Your wonderful array of hearts is worth only three sure tricks because both hands have the same number of cards. When you play a heart from one hand, you must play a heart from the other hand. As a result, after you play the ♥AKQ, the dummy won’t have any more hearts left (and neither will you). You wind up with only three heart tricks because the suit is equally divided (you have the same number of cards in both hands).

When you have an equal number of cards on each side, you can never take more tricks than the number of cards in each hand. For example, if you both hold four hearts, it doesn’t matter how many high hearts you have between your hand and the dummy — you can never take more than four heart tricks.

This example shows how the tragic story of an equally divided suit unfolds:

In this image, you have only one heart in each hand: the ♥A and the ♥K. All you can take is one lousy heart trick. If you lead the ♥A, you have to play the ♥K from the dummy. If the dummy leads the ♥K first, you have to overtake it with your ♥A.

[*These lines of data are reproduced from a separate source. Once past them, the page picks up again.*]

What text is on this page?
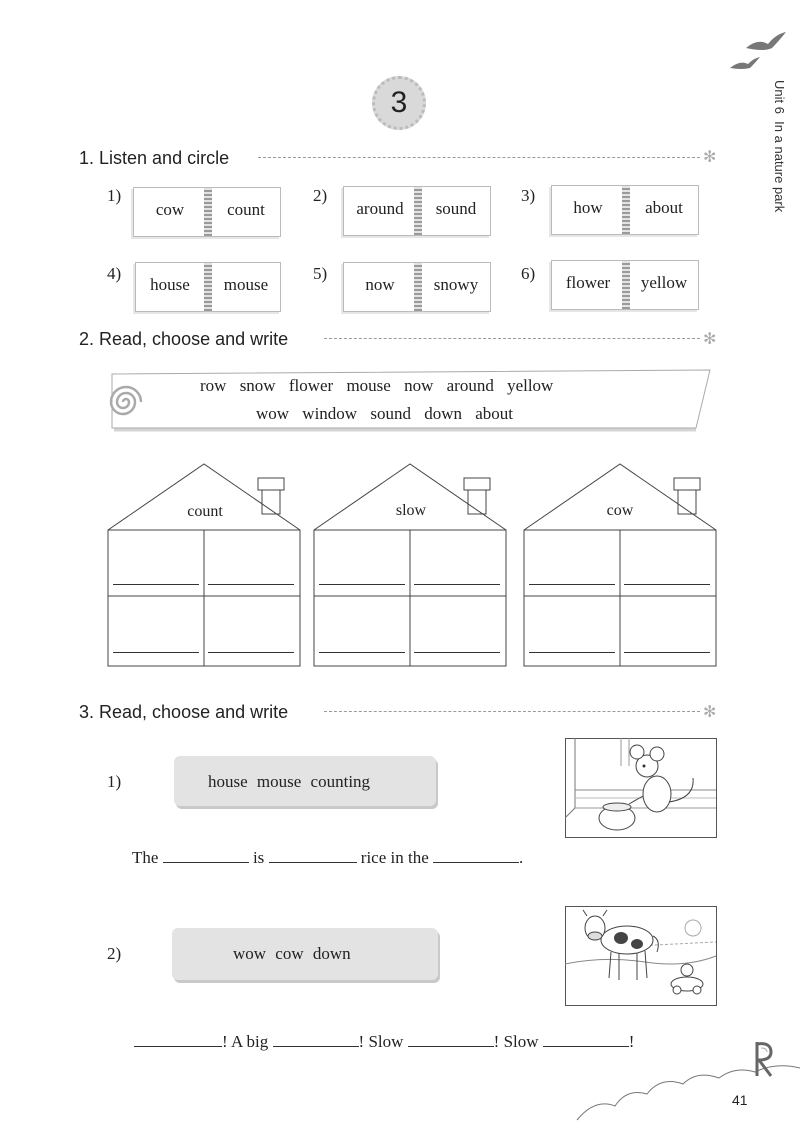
Unit 6  In a nature park
3
1. Listen and circle	✻
1)
cow	count
2)
around	sound
3)
how	about
4)
house	mouse
5)
now	snowy
6)	flower	yellow
2. Read, choose and write	✻
row snow flower mouse now around yellow
wow window sound down about
count	slow	cow
3. Read, choose and write	✻
1)	house mouse counting
The	is	rice in the	.
2)	wow cow down
! A big	! Slow	! Slow	!
41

## Sure tricks in diamonds

In the following image, you can see that South holds four diamonds (♦K, ♦Q, ♦J, and ♦5), while North holds only two (♦A and ♦2). When one partner holds more cards in a suit, the suit is unequally divided:

Strong unequally divided suits offer oodles of tricks, providing that you play the suit correctly. For example, take a look at how things play out with the cards in this figure. Say you begin by leading the ♦5 from your hand and play the ♦A from the dummy, which is one trick. Now the lead is in the dummy because the dummy has taken the trick. Continue by playing ♦2 and then play the ♦K from your hand. Now that the lead is back in your hand, play the ♦Q and then the ♦J. Don’t look now, but you’ve just won tricks with each of your honor cards — four in all.

## Sure tricks in clubs

When the dummy comes down, you may see that neither you nor the dummy has the ace in a particular suit, such as the club suit in the following image. You have ♣4, ♣3, and ♣2; the dummy has ♣J, ♣10, ♣9, ♣6, and ♣5:

So, the opponents have the ♣AKQ. You have no sure tricks in clubs because you don’t have the ♣A. If neither your hand nor the dummy has the ace in a particular suit, you can’t count any sure tricks in that suit.